Black Friday. I use to avoid it like the plague. Then, my cousins started to request items like trampolines and PlayStations. A dutiful niece, I began to stand in line until the wee hours of the morning, holding onto my sanity with one hand and a life-size Barbie Dreamhouse with the other.
Speaking from personal experience, Black Friday can be terrifying. Massive crowds and super savings often result in chaos and potential injury to customers. But, safety risks are not limited to the bargain shoppers. Businesses too face challenges to ensure that their employees are kept safe during holiday shopping. To assist employers in this process, last week, the U.S. Department of Labor’s Occupational Safety and Health Administration provided advice to retail employers, urging them to implement safety measures to prevent workplace injuries on Black Friday. As explained by David Michaels, Assistant Secretary of Labor of OSHA: “During the hectic shopping season, retail workers should not be put at risk of injury or death. OSHA urges retailers to take the time to adopt a crowd management plan and follow a few simple guidelines to prevent unnecessary harm to retail employees.”
Among other precautions, OSHA advises employers to:
- Hire on-site trained security personnel or police officers to assist with crowd management
- Use barricades or rope lines to manage pedestrians and ensure that store entrances remain clear
- Implement crowd control measures well in advance of customers arriving at the store
- Adopt emergency procedures for responding to potential dangers
- Prohibit additional customers from entering the store once the establishment reaches maximum capacity
- Designate a point person to make key decisions during the shopping event
- Properly train employees in anticipation of the event to limit occurrences of workplace injuries
For a full list of OSHA’s recommendations, click here.
Tragic consequences may result if proper precautions are not taken by employers.

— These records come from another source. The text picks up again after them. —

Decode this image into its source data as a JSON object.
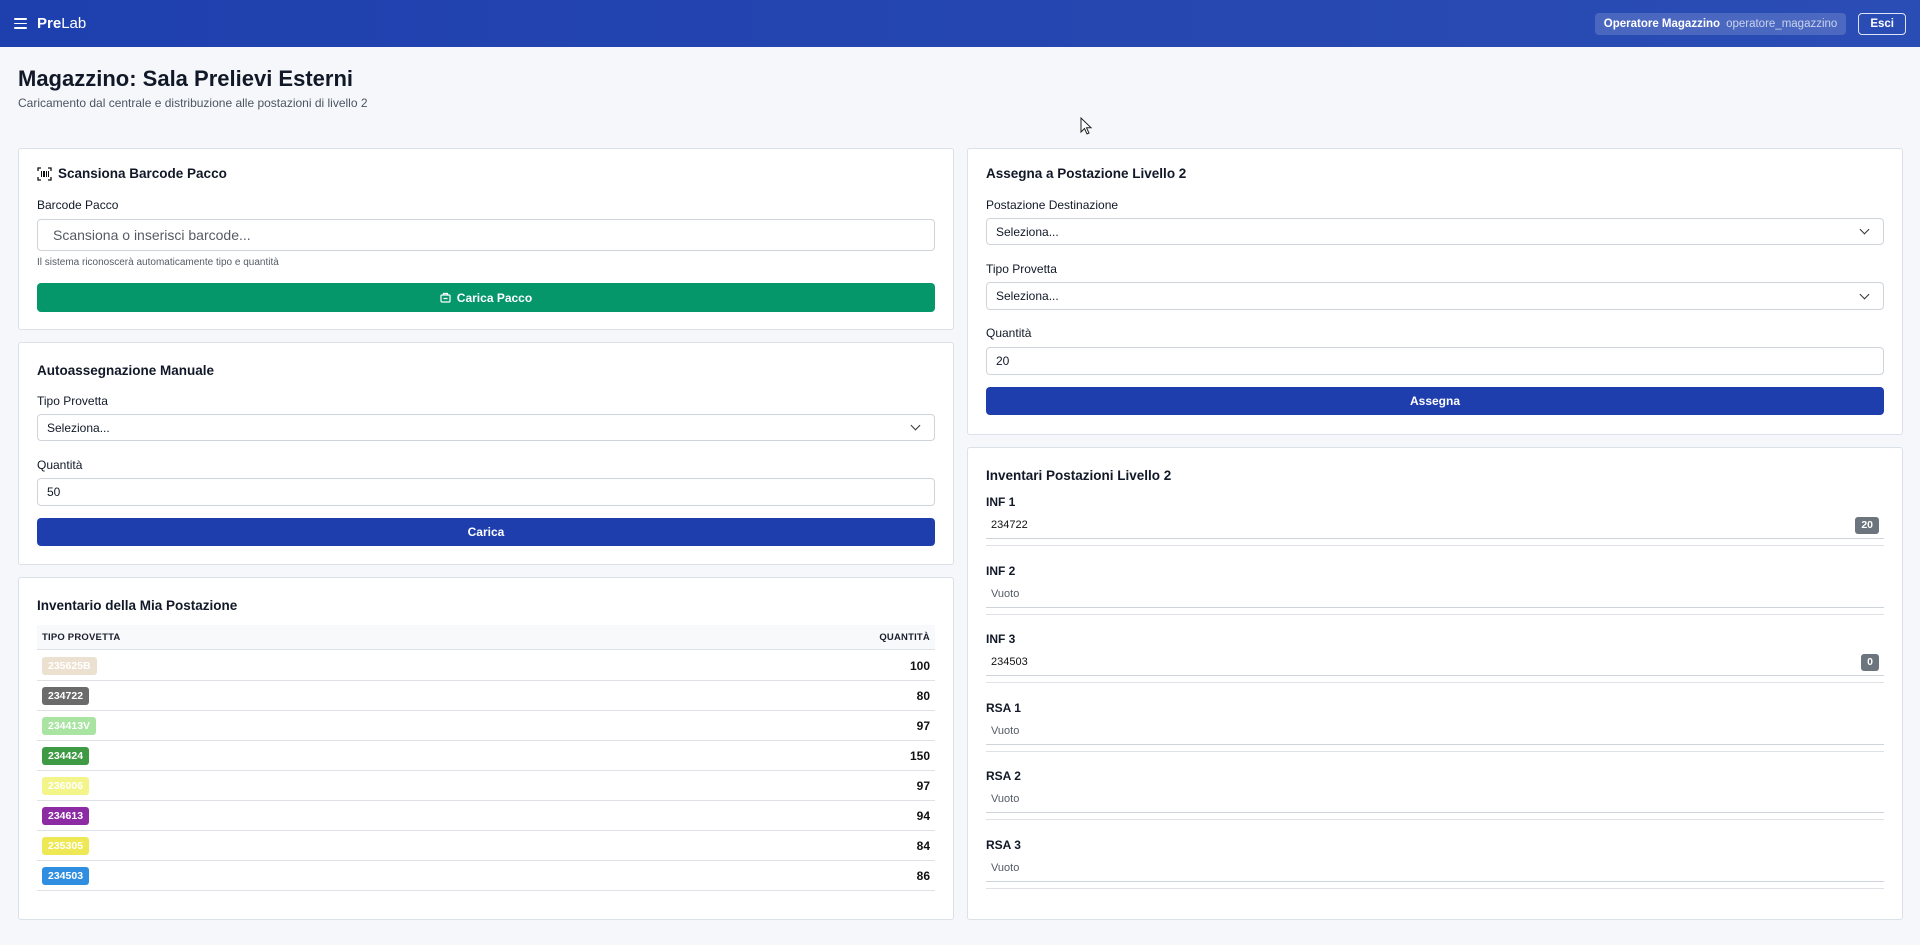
{
  "navbar": {
    "brand_bold": "Pre",
    "brand_rest": "Lab",
    "user_name": "Operatore Magazzino",
    "user_login": "operatore_magazzino",
    "logout_label": "Esci"
  },
  "header": {
    "title": "Magazzino: Sala Prelievi Esterni",
    "subtitle": "Caricamento dal centrale e distribuzione alle postazioni di livello 2"
  },
  "scan_card": {
    "title": "Scansiona Barcode Pacco",
    "field_label": "Barcode Pacco",
    "placeholder": "Scansiona o inserisci barcode...",
    "help": "Il sistema riconoscerà automaticamente tipo e quantità",
    "button_label": "Carica Pacco"
  },
  "manual_card": {
    "title": "Autoassegnazione Manuale",
    "type_label": "Tipo Provetta",
    "type_value": "Seleziona...",
    "qty_label": "Quantità",
    "qty_value": "50",
    "button_label": "Carica"
  },
  "my_inventory": {
    "title": "Inventario della Mia Postazione",
    "col_type": "TIPO PROVETTA",
    "col_qty": "QUANTITÀ",
    "rows": [
      {
        "code": "235625B",
        "qty": "100",
        "bg": "#ece1d0",
        "fg": "#ffffff"
      },
      {
        "code": "234722",
        "qty": "80",
        "bg": "#6b6b6b",
        "fg": "#ffffff"
      },
      {
        "code": "234413V",
        "qty": "97",
        "bg": "#a9e4a3",
        "fg": "#ffffff"
      },
      {
        "code": "234424",
        "qty": "150",
        "bg": "#3f9a46",
        "fg": "#ffffff"
      },
      {
        "code": "236006",
        "qty": "97",
        "bg": "#f3f58a",
        "fg": "#ffffff"
      },
      {
        "code": "234613",
        "qty": "94",
        "bg": "#8d2ba4",
        "fg": "#ffffff"
      },
      {
        "code": "235305",
        "qty": "84",
        "bg": "#eee854",
        "fg": "#ffffff"
      },
      {
        "code": "234503",
        "qty": "86",
        "bg": "#2f8ee0",
        "fg": "#ffffff"
      }
    ]
  },
  "assign_card": {
    "title": "Assegna a Postazione Livello 2",
    "dest_label": "Postazione Destinazione",
    "dest_value": "Seleziona...",
    "type_label": "Tipo Provetta",
    "type_value": "Seleziona...",
    "qty_label": "Quantità",
    "qty_value": "20",
    "button_label": "Assegna"
  },
  "stations_card": {
    "title": "Inventari Postazioni Livello 2",
    "stations": [
      {
        "name": "INF 1",
        "item": "234722",
        "count": "20"
      },
      {
        "name": "INF 2",
        "item": "Vuoto",
        "count": ""
      },
      {
        "name": "INF 3",
        "item": "234503",
        "count": "0"
      },
      {
        "name": "RSA 1",
        "item": "Vuoto",
        "count": ""
      },
      {
        "name": "RSA 2",
        "item": "Vuoto",
        "count": ""
      },
      {
        "name": "RSA 3",
        "item": "Vuoto",
        "count": ""
      }
    ]
  }
}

In 2008, a Wal-Mart employee was trampled to death as approximately 2,000 shoppers flooded into the New York store. OSHA fined Wal-Mart $7000 for its failure to protect this employee from the crowd of shoppers. Although Wal-Mart challenged the fine, it was upheld in 2011 by an Administrative Law Judge. In response, Wal-Mart hired an expert team to review crowd management protocols and help the retailer develop a plan for handling crowd control in the future.
While Black Friday precautions are of particular importance to retail businesses, the Act itself applies to most private sector employers and their workers. Under OSHA, employers are responsible for providing a safe and healthful workplace to employees. Specifically, OSHA sets and enforces certain guidelines for employers to ensure that employees are adequately educated and training on preventing workplace injuries. If your business does not have policies in place governing workplace safety, please contact me for information to help minimize regulatory and legal vulnerability and ensure that your employees are adequately protected. Thompson Burton can also assist employers in training employees on OSHA related policies and procedures.
In the meantime, stay safe out there. I’ll see you at the store.